In dieser sg. "Nische" entstanden bestimmte Charakterdispositionen, wie z. B. Kontaktunsicherheiten, Mißtrauen, Feindbilddenken u. a. Diese Eigenschaften aber stellen per se noch keine fremdenfeindlichen und rechtsradikalen Einstellungen dar. Dazu bedarf es eines Angebotes. Dieses Angebot hat das politische System geschaffen: Die staatlich institutionalisierte Ausgrenzung von Fremden war der Grund, warum individuelle Vorbehalte gegen Fremde nicht abgebaut werden konnten. Der oktroyierte Antifaschismus wiederum ließ eine rechtsradikale jugendliche Subkultur entstehen, die durch den inadäquaten Umgang in der DDR politisiert wurden.
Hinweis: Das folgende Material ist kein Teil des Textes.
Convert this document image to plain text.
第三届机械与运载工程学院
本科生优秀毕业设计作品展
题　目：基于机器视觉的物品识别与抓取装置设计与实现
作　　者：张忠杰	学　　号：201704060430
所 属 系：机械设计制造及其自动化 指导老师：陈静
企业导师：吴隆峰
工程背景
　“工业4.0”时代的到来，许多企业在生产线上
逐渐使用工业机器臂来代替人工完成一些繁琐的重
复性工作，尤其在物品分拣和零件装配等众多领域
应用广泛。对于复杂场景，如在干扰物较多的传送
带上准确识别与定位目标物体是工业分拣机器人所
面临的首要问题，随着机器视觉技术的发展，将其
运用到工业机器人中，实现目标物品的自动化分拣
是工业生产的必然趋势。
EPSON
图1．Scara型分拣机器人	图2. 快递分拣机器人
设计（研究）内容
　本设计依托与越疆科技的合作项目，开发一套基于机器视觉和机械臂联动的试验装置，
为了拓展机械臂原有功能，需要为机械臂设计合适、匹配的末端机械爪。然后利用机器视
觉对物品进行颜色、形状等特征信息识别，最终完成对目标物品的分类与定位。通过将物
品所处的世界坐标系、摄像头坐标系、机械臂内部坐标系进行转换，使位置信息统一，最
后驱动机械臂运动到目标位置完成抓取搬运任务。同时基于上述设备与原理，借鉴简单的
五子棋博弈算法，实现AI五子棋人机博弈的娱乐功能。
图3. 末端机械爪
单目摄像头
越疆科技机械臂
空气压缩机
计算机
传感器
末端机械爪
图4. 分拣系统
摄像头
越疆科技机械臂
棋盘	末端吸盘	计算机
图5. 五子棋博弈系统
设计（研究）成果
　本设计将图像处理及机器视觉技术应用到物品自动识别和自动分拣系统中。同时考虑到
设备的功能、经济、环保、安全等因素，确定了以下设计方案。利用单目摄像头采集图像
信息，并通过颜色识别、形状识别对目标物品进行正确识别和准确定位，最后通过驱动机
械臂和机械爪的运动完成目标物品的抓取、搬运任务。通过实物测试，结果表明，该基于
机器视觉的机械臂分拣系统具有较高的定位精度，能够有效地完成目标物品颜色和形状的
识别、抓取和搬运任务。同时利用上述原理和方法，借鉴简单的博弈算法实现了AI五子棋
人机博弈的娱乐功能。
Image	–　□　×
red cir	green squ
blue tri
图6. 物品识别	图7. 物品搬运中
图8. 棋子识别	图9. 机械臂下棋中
Es war die "Politisierung des Privaten", die die Familien zu autoritär-repressiven Erziehungsmaßnahmen greifen ließ, um sich selbst und die Kinder zu schützen. Die zur Gewalt erzogenen Jugendlichen, für die auf Grund der Sozialisation selbst Kants kategorischer Imperativ nicht gilt, hatten bereits nach dem Sturz des Honecker-Regimes die Möglichkeiten, Einstellungen und Verhalten in Einklang zu bringen.
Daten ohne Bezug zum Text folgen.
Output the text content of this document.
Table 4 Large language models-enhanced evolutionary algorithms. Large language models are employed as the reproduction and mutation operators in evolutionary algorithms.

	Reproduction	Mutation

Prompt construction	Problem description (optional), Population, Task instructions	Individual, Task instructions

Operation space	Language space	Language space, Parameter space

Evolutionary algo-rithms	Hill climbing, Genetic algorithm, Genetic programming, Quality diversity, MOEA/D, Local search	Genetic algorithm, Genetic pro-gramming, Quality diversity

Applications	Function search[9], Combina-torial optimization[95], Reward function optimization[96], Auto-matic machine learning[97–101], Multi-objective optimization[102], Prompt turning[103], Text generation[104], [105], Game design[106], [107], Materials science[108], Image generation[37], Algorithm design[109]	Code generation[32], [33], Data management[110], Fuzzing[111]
Sie werden aber von Älteren ermutigt. Fremdenfeindlichkeit ist weder in den alten noch in den neuen Bundesländern auf Jugendliche beschränkt. Die Älteren sind natürlich unter den selben Bedingungen sozialisiert, so daß zumindest auf der Einstellungsebene keine wesentlichen Unterschiede bestehen. Die Vorbehalte gegen Fremde sind ähnlicher Natur. Den Fremden wurde all das vorgeworfen, was man selbst vermißte: Devisen, Westreisen usw. Die institutionalisierte Ausgrenzung war verantwortlich dafür, daß die Vorurteile nicht abgebaut werden konnten. Man konnte auf nichts Gegenteiliges stoßen.

Die Nische selbst war bereits in der Nachkriegszeit ein wichtiges Rückzugsgebiet. Die traditionelle feindselige Haltung Kommunisten gegenüber hatte den Rückzug in eben diese Nische zur Folge, und man ordnete sich unter. Das Mitläufer-Verhalten wurde in vielen Fällen beibehalten. Es gab jedoch einen wesentlichen Unterschied: Die Massenbasis der NSDAP war bedeutend höher als die der SED.

Die neue kommunistische Führung mußte zwangsläufig repressive Methoden benutzen, um ihre Macht zu sichern. Das Land wurde nach außen abgeschottet, so daß kaum neue, progressive Ideen eindringen konnten. Die neuen Machthaber haben aber einen Großteil der Bevölkerung von möglicher (Mit-)Schuld aus dem NS entlastet. Das propagierte Geschichtsbild gab keinen Anreiz, seine Rolle zu hinterfragen bzw. die nachfolgenden Generationen hatten zuwenig wissen, um privat Fragen an ihre Familie zu stellen. Die Täter und Mitläufer waren angeblich alle woanders. Die historische Konstellation und das Geschichtsbild aber ließen schließlich alte Einstellungsmuster stärker konservieren.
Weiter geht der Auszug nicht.